Climate science update: bad news gets worse
Here's a summary of recent findings:
Earth's average surface temperature last year was a record 1.1 degree Celsius (1.98 Fahrenheit) above the preindustrial era.
Our planet's rising fever is caused by the accumulation of heat-trapping greenhouse gases in the atmosphere, especially carbon dioxide (CO2) cast off when fossil fuels are burned to produce energy.
Sixteen of the hottest years on record have occurred since the start of the 21st century.
The 196-nation Paris Agreement calls on humanity to block the rise in temperature at "well below" 2.0 C (3.6 F) compared to pre-industrial levels, and to consider setting the cap at 1.5 C.
The atmospheric concentration of carbon dioxide (CO2) reached an average of 403.3 parts per million (ppm) in 2016, the highest level in at least 800,000 years.
Last month, CO2—three-quarters of greenhouse gas emissions—hit nearly 407 ppm. Prior to industrialisation, the global average hovered at about 280 ppm.
Concentrations of the second-most important greenhouse gases—methane (CH4)—have also risen sharply over the last decade, driven by leakage from the gas industry's fracking boom, and growth in global livestock.
Many climate scientists argue that capping CO2 at 450 ppm gives us a fighting chance of staying under the 2 C threshold.

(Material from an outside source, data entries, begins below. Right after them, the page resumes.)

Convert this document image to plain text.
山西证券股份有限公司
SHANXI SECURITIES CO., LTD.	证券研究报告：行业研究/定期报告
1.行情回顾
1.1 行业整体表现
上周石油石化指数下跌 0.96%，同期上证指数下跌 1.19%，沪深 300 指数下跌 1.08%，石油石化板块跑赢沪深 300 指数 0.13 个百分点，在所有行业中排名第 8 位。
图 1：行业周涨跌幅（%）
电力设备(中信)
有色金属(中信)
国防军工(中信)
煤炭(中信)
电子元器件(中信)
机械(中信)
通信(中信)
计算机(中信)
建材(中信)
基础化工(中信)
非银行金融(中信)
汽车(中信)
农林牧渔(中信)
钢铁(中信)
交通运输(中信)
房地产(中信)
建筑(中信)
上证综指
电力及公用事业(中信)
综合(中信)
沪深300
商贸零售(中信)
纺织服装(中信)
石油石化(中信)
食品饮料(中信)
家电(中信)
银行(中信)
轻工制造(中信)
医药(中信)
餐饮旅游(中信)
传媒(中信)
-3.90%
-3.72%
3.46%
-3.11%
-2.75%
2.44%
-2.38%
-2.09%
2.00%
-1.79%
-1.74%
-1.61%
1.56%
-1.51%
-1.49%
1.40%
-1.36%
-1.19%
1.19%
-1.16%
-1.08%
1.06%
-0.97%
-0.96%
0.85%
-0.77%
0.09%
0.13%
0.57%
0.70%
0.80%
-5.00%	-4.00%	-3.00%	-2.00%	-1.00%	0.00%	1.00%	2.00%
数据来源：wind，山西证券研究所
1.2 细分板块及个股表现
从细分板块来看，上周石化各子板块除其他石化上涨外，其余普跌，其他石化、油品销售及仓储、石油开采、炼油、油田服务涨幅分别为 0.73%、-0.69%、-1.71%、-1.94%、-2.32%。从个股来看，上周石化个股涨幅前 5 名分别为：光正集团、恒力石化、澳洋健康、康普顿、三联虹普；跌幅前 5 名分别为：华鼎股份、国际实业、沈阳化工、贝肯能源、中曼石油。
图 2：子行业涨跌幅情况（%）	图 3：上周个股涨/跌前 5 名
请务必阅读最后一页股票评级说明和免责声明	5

Others say that the limit for a "climate-safe" world is much lower, around 350 ppm.
Arctic summer sea ice in 2017 shrank to 4.64 million square kilometres (1.79 million square miles). That's only the eighth-smallest ice cover since 2012, when it dropped to 3.39 million km2.
But long-term trends are unmistakable: Arctic sea ice cover is declining at a rate of 13.2 percent per decade, relative to the 1981-2010 average.
Climate models predict that the Arctic Ocean could be ice-free in summer as early as 2030.
At the other end of the world, Antarctic sea ice hit the lowest extent ever recorded by satellites last year as well.
Earth's two massive ice sheets—atop Greenland and Antarctica—are currently shedding 286 and 127 billion tonnes of mass per year, respectively.
High-altitude glaciers, meanwhile, declined in surface area in 2016 for the 37th year in a row.
The WMO says there are demonstrable links between man-made climate change and some extreme events, especially heatwaves.
The number of climate-related extreme events—droughts, forest fires, floods, major storm surges—has doubled since 1990, research has shown.
2017 saw the first severe tropical storm known to sustain winds of 295 kilometres per hour (185 miles per hour) for more than 33 hours (Irma); and a hurricane that dropped a record 125 centimetres of water (nearly 50 inches) on land (Harvey).
The intensity of typhoons battering China, Taiwan, Japan and the Korean Peninsula since 1980, one study has shown, has increased by 12 to 15 percent.
Natural disasters drive about 26 million people into poverty every year, says the World Bank, and cause annual losses of about $520 million (463 million euros).
Sea level—caused mainly by the expansion of water as it warms, and runoff from ice sheets and glaciers—is currently rising by 3.4 millimetres (0.13 inches) per year. Since 1993, the global ocean watermark has gone up by 84.8 mm (3.3 inches).
The pace is likely to pick up, threatening the homes and livelihoods of tens of millions of people in low-lying areas around the world.
The National Oceanic and Atmospheric Administration (NOAA) said in January the global average sea level could be between 0.3 and 2.5 metres (one foot to 8.2 feet) higher by 2100.
Of the 8,688 species of animals and plants listed as "threatened" on the International Union for the Conservation of Nature's (IUCN) Red List, 19 percent—1,688 species—have been negatively affected by climate change.
Scientists say that Earth has entered a "mass extinction event," only the 6th in the last half-billion years.